子义将军跳下马,将缰绳扔给侍从,走了过来,“随便走一走,散散心罢了,孔明这是在躬耕陇亩?”
诸葛亮看了一眼自己刚刚在和农人鼓捣的东西,“将军猜一猜?”
这片田已经收割过了,沉甸甸的麦穗都被运了回去,留在地里的只有零星麦秆,现下要重新用犁再犁一遍地,才能开始种粟米。
太史慈将目光放在了那架长犁上。
“和寻常犁铧不太一样?”他指了指犁辕,“如何选了一根弯木?”
“陆将军曾对我说……”
太史慈突然竖起了耳朵。
“她说以前在外面行走时,曾经见过一种很容易转弯的犁。”
太史慈摸摸自己偷着留出来的一点短髭,“转弯?”
诸葛亮比划了一下这架新改良的农具,“因此我留了心,总想着试一试。”
恍然大悟的太史慈看了看那架犁,又看了看一身农人打扮的诸葛亮,忍不住就乐了。
“此非正道,你不去学宫读书,倒在这里玩耍,难道不怕你叔父知道吗?”
“我小心些。”诸葛亮狡猾地说道。
对于汉朝的士人来说,“躬耕陇亩”是一件挺高尚的事,但它不高尚在种出多少东西,只高尚在士人淡泊名利,把脑子放空,专心于山野。
所以很少有人认认真真地自种自吃,管宁算是一个,他在辽东名声大盛,不仅有他开班给大家讲课的缘故,能在自己家园圃里好好干活也是其中一个原因。

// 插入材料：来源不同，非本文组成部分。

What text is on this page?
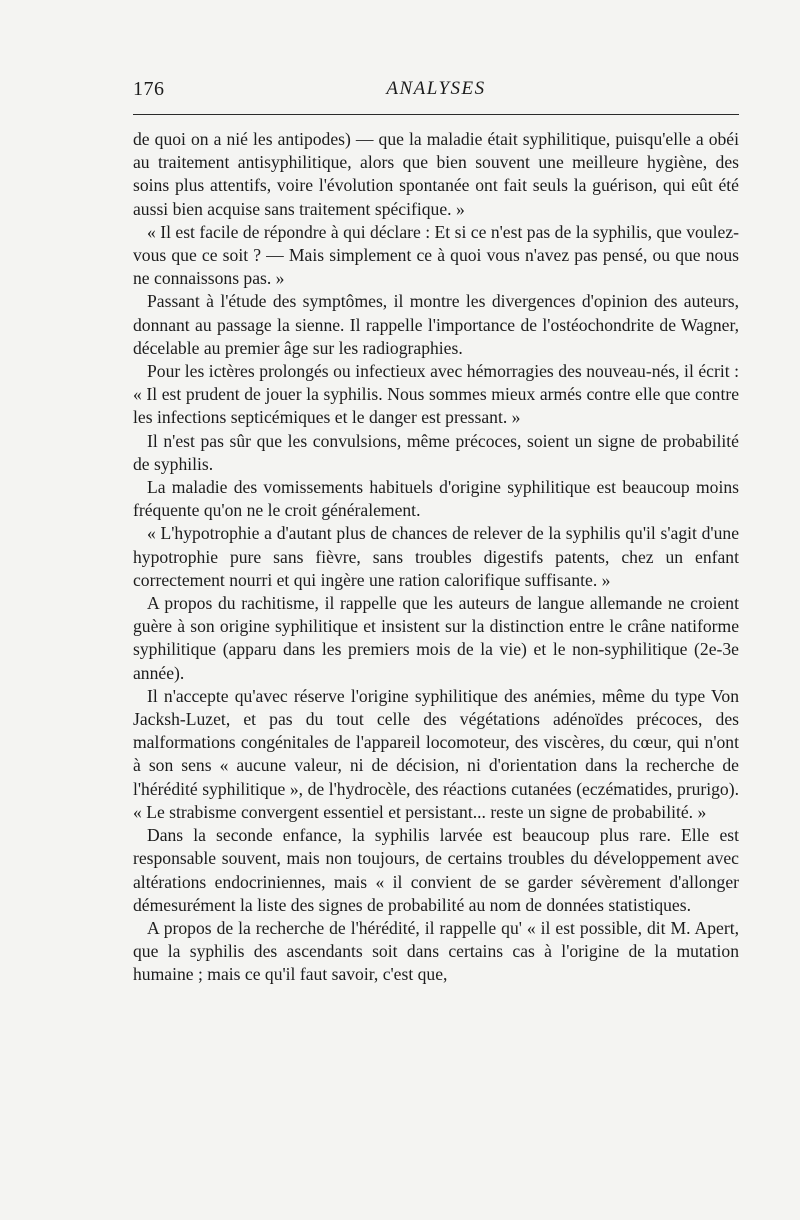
176	ANALYSES

de quoi on a nié les antipodes) — que la maladie était syphilitique, puisqu'elle a obéi au traitement antisyphilitique, alors que bien souvent une meilleure hygiène, des soins plus attentifs, voire l'évolution spontanée ont fait seuls la guérison, qui eût été aussi bien acquise sans traitement spécifique. »

« Il est facile de répondre à qui déclare : Et si ce n'est pas de la syphilis, que voulez-vous que ce soit ? — Mais simplement ce à quoi vous n'avez pas pensé, ou que nous ne connaissons pas. »

Passant à l'étude des symptômes, il montre les divergences d'opinion des auteurs, donnant au passage la sienne. Il rappelle l'importance de l'ostéochondrite de Wagner, décelable au premier âge sur les radiographies.

Pour les ictères prolongés ou infectieux avec hémorragies des nouveau-nés, il écrit : « Il est prudent de jouer la syphilis. Nous sommes mieux armés contre elle que contre les infections septicémiques et le danger est pressant. »

Il n'est pas sûr que les convulsions, même précoces, soient un signe de probabilité de syphilis.

La maladie des vomissements habituels d'origine syphilitique est beaucoup moins fréquente qu'on ne le croit généralement.

« L'hypotrophie a d'autant plus de chances de relever de la syphilis qu'il s'agit d'une hypotrophie pure sans fièvre, sans troubles digestifs patents, chez un enfant correctement nourri et qui ingère une ration calorifique suffisante. »

A propos du rachitisme, il rappelle que les auteurs de langue allemande ne croient guère à son origine syphilitique et insistent sur la distinction entre le crâne natiforme syphilitique (apparu dans les premiers mois de la vie) et le non-syphilitique (2e-3e année).

Il n'accepte qu'avec réserve l'origine syphilitique des anémies, même du type Von Jacksh-Luzet, et pas du tout celle des végétations adénoïdes précoces, des malformations congénitales de l'appareil locomoteur, des viscères, du cœur, qui n'ont à son sens « aucune valeur, ni de décision, ni d'orientation dans la recherche de l'hérédité syphilitique », de l'hydrocèle, des réactions cutanées (eczématides, prurigo). « Le strabisme convergent essentiel et persistant... reste un signe de probabilité. »

Dans la seconde enfance, la syphilis larvée est beaucoup plus rare. Elle est responsable souvent, mais non toujours, de certains troubles du développement avec altérations endocriniennes, mais « il convient de se garder sévèrement d'allonger démesurément la liste des signes de probabilité au nom de données statistiques.

A propos de la recherche de l'hérédité, il rappelle qu' « il est possible, dit M. Apert, que la syphilis des ascendants soit dans certains cas à l'origine de la mutation humaine ; mais ce qu'il faut savoir, c'est que,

但诸葛亮这个和“躬耕陇亩”又不太一样,因为他的注意力根本不在自种自吃上,而是在各种工具的改良上。
这就不太好了。
这是工匠做的事,不是士人做的事。
士人的注意力往小了说应当在明礼让,治威仪上,往大了就是立功立德立言冲击一下“三不朽”,而天天抱着农具研究很容易被诟病为雕虫小技。
“此非丈夫所为,若为人知,必受诟病,”太史慈劝道,“你虽未及冠,却已有才名在外,莫说诸葛使君,辞玉将军亦十分看重你,何必自专于此呢?”
“在下幼时顽皮,常央求兄长出门时带上我,他去求学,我则只为游玩。那时阳都城的几座市廛都十分热闹,不管我想要买一样什么东西,只要我求兄长替我买下,十步之内,必定又有一家更称我心的摊铺。后来我便记住教训,每次去逛市廛,总要比较许久。”